I made this blog exactly a year ago today. The day my grandmother died. I had been planning to blog through the whole ordeal because I was just hanging out in a hospital waiting, hoping, and praying she would get better. I’m not sure I could sort my words out then, and today isn’t much better. I haven’t been able to sort my words out for a month now.

So yes, my grandma has been gone a year. 365 days. 8,760 hours… Actually, not quite that many hours. Have to wait until 12:45 am for that. I miss her so much. I don’t think there are words for this kind of pain. That day, that whole experience. I’ll never forget it. My brother made a great slide show of pictures of her. I love it, yet it doesn’t do her justice.

She was by far the most amazing, beautiful, Godly, loving, wonderful woman on the planet. She taught me so much about everything. She was the one who pushed me to go to Campbell because she wanted me to have a 4 year degree. Now, she won’t even see me graduate.

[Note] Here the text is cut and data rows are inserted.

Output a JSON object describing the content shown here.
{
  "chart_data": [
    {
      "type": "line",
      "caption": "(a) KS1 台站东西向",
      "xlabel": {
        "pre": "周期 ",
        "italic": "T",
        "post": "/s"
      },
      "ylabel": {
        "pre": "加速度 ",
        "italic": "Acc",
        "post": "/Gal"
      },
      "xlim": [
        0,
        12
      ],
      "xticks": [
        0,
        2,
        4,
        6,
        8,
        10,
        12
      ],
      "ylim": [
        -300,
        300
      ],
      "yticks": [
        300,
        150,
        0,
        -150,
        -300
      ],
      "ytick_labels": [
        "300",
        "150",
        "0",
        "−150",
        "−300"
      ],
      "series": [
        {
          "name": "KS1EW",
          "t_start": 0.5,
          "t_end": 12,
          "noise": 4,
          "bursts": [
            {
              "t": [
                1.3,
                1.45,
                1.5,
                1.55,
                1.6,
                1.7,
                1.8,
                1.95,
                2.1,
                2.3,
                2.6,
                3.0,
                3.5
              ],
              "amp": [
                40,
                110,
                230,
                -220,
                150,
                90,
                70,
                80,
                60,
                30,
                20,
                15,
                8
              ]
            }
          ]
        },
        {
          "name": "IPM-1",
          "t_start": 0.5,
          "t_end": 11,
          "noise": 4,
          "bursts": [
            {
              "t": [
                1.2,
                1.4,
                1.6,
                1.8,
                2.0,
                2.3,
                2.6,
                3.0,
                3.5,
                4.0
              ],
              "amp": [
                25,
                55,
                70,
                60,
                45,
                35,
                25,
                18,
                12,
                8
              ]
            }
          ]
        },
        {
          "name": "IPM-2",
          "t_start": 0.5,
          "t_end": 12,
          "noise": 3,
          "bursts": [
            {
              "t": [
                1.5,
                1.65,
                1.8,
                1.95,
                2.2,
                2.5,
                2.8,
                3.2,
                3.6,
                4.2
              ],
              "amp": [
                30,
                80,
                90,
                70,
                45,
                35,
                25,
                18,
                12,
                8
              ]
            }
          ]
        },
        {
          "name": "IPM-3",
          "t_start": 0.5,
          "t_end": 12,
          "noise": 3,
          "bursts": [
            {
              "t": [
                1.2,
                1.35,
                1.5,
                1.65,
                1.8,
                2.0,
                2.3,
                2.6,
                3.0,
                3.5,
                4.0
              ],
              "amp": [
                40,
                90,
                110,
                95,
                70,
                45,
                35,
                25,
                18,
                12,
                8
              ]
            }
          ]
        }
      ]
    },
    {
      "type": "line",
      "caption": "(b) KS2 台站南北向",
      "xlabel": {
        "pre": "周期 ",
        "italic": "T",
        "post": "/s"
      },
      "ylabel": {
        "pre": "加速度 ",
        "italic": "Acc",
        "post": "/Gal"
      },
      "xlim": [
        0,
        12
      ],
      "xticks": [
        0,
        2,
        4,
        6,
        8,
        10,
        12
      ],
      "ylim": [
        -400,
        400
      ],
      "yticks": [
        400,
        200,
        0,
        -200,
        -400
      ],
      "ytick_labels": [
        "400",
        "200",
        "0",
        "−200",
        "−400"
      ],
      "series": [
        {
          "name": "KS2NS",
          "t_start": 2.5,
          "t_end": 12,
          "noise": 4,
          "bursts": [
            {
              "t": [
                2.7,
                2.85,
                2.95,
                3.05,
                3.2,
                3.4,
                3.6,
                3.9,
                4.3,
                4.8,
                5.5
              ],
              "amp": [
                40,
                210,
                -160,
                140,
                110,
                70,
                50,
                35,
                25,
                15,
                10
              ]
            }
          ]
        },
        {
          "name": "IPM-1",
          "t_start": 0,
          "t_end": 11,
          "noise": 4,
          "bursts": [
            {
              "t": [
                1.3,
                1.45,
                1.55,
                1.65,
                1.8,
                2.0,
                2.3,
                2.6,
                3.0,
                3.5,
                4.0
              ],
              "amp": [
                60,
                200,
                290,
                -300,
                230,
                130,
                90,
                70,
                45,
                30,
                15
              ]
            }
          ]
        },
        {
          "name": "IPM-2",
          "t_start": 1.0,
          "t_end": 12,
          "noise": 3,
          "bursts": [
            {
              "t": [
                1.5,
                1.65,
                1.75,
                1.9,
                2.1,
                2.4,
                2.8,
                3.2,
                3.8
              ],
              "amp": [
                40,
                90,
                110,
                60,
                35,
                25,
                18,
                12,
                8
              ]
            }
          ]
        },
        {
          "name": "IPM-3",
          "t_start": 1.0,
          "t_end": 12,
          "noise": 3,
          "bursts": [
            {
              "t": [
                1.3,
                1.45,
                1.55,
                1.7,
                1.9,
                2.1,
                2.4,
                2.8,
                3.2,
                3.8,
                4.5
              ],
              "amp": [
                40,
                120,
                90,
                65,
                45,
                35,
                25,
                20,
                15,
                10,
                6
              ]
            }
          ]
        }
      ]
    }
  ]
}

There are so many memories, stories, and pictures. When I was watching the slideshow I couldn’t tell if I was laughing or crying…maybe both. Everyone loved my grandma. I love my grandma more than anyone on this world. She always made me feel important, because to her I was. I never questioned how important I was to her, which lately, I’ve been questioning in general (more on that later). I knew I mattered to her, and I knew I was one of the most important things in the world to her.

I learned a lot through the experience though. I spent 14 days and 13 nights in a hospital even though she was completely unconscious the whole time. Even though I know she is far, far better off in Heaven than she ever was here, I can’t help but be selfish. I can’t help but wish she were still here, just down the street so I could go see her and tell her about my classes. She could help me with math and science, like she always did.

I miss her, a lot. It still hurts, just as bad as it did in 2012. Everyone says it gets easier, but it doesn’t feel like it. I still feel like I got hit by a mac truck going at max speed carrying a ton of bricks.

I’m going to put a normal post on here later about something else that’s been on my mind lately, but I wanted to get some of this down in writing. Not that any of my thoughts make any more sense now than they did before, but maybe this is a start.